Da allora Antonio ‘o sicco non è più uscito dal carcere. Avrà forse ricevuto qualche visita del fratellastro Christian prima dell’arresto anche di quest’ultimo. Ma intanto continuava a prendere la somma di 400 euro al mese che i due clan gli garantivano. Christian era l’unico dei tre fratelli Marfella (Mario e Salvatore avevano i loro “affari” a Pianura) che aveva deciso di vivere a Ponticelli e di difendere l’onore della famiglia alleandosi con i D’Amico, detti Fraulella, contro il clan dei tatuaggi, i De Micco (soprannominati Bodo).

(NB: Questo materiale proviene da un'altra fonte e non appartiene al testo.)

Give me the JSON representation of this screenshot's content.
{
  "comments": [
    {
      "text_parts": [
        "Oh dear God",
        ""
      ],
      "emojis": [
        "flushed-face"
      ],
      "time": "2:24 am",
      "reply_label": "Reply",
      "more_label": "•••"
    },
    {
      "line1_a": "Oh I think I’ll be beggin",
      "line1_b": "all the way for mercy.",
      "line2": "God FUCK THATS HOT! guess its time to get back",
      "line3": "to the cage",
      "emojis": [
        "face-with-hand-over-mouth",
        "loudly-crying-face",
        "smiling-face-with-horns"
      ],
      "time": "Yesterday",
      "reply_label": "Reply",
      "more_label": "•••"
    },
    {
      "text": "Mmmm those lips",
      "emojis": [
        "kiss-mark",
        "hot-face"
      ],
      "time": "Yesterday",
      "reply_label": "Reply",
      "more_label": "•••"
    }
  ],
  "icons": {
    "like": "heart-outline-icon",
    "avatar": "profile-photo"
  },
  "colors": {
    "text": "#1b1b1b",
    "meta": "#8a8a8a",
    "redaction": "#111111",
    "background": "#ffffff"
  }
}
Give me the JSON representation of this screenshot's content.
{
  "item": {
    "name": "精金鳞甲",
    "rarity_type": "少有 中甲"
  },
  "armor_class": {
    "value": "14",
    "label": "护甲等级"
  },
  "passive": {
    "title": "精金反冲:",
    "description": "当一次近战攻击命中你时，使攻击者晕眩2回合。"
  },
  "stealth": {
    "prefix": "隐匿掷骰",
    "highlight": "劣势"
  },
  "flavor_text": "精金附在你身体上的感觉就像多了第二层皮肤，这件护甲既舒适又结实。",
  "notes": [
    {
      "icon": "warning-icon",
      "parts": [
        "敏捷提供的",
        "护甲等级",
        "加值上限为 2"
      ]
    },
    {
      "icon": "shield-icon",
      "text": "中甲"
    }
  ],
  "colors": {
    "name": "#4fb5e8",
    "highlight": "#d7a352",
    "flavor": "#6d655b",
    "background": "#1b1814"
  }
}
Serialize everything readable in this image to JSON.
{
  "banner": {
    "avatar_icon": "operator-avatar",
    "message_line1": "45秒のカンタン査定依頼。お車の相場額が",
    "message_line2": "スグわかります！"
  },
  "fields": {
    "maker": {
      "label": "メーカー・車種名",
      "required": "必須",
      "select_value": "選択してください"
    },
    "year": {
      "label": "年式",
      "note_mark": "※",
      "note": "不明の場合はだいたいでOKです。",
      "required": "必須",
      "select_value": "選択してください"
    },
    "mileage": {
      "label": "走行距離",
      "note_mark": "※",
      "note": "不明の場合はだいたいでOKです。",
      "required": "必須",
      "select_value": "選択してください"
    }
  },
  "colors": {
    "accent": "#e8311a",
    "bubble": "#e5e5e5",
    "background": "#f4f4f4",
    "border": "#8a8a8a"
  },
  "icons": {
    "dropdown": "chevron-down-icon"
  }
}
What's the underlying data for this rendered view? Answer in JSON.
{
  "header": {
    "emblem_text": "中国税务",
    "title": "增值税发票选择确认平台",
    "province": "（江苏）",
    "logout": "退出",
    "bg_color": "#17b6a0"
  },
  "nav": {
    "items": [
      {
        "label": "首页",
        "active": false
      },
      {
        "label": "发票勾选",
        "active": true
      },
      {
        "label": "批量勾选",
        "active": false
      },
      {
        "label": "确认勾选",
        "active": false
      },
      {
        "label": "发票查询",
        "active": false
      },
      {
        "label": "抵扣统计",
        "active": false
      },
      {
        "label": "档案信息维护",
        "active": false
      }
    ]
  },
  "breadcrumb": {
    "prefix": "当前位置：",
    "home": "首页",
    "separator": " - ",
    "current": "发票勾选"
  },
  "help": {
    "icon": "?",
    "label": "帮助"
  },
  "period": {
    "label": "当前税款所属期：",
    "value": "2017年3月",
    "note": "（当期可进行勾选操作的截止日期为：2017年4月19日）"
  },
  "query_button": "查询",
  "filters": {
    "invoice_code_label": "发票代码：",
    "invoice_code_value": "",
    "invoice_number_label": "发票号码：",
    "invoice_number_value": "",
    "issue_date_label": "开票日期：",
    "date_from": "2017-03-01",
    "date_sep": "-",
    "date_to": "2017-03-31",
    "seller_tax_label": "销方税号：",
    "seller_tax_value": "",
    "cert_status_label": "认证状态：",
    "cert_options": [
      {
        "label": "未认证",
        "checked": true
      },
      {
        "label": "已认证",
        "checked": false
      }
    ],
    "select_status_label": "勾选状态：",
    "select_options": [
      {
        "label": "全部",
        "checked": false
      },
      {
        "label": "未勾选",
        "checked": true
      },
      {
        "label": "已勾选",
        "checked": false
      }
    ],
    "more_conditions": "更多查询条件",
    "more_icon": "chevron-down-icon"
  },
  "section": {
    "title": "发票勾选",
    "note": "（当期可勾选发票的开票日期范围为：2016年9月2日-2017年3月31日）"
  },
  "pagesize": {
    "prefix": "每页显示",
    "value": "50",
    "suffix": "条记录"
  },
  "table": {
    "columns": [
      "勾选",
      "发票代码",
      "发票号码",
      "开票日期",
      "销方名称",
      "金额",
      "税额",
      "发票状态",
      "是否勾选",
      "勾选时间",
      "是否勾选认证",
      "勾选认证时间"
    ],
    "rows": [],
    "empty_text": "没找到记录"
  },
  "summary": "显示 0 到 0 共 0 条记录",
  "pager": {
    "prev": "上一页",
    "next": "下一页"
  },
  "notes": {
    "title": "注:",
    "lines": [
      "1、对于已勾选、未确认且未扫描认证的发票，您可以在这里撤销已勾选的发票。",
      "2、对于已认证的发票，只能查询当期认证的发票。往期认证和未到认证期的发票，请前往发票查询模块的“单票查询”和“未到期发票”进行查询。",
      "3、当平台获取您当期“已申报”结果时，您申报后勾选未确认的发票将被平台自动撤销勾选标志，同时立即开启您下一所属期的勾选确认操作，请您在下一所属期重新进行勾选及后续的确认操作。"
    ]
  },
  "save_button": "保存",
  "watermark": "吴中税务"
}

Una lunga scia di sangue quella avvenuta negli scorsi anni nella faida tra i D’Amico e i De Micco, che ha visto i De Luca Bossa continuare a mantenere la propria egemonia nel Lotto O di Ponticelli. Questo prima degli arresti, avvenuti negli ultimi mesi, di Anna De Luca Bossa, 38 anni, sorella di Tonino ‘o sicco, scampata a un agguato nel 2014, e di Umberto De Luca Bossa, 23 anni, figlio di Tonino e gestore di quel circolo ricreativo dove nel giugno del 2016 aveva trovato rifugio Raffaele Cepparulo, uno degli elementi di spicco dei ‘Barbudos’ del Rione Sanità, facenti parte del clan Esposito-Genidoni. In quel circolo ha perso la vita anche un innocente: Ciro Colonna, 19 anni, finito nella traiettoria dei proiettili esplosi dai killer.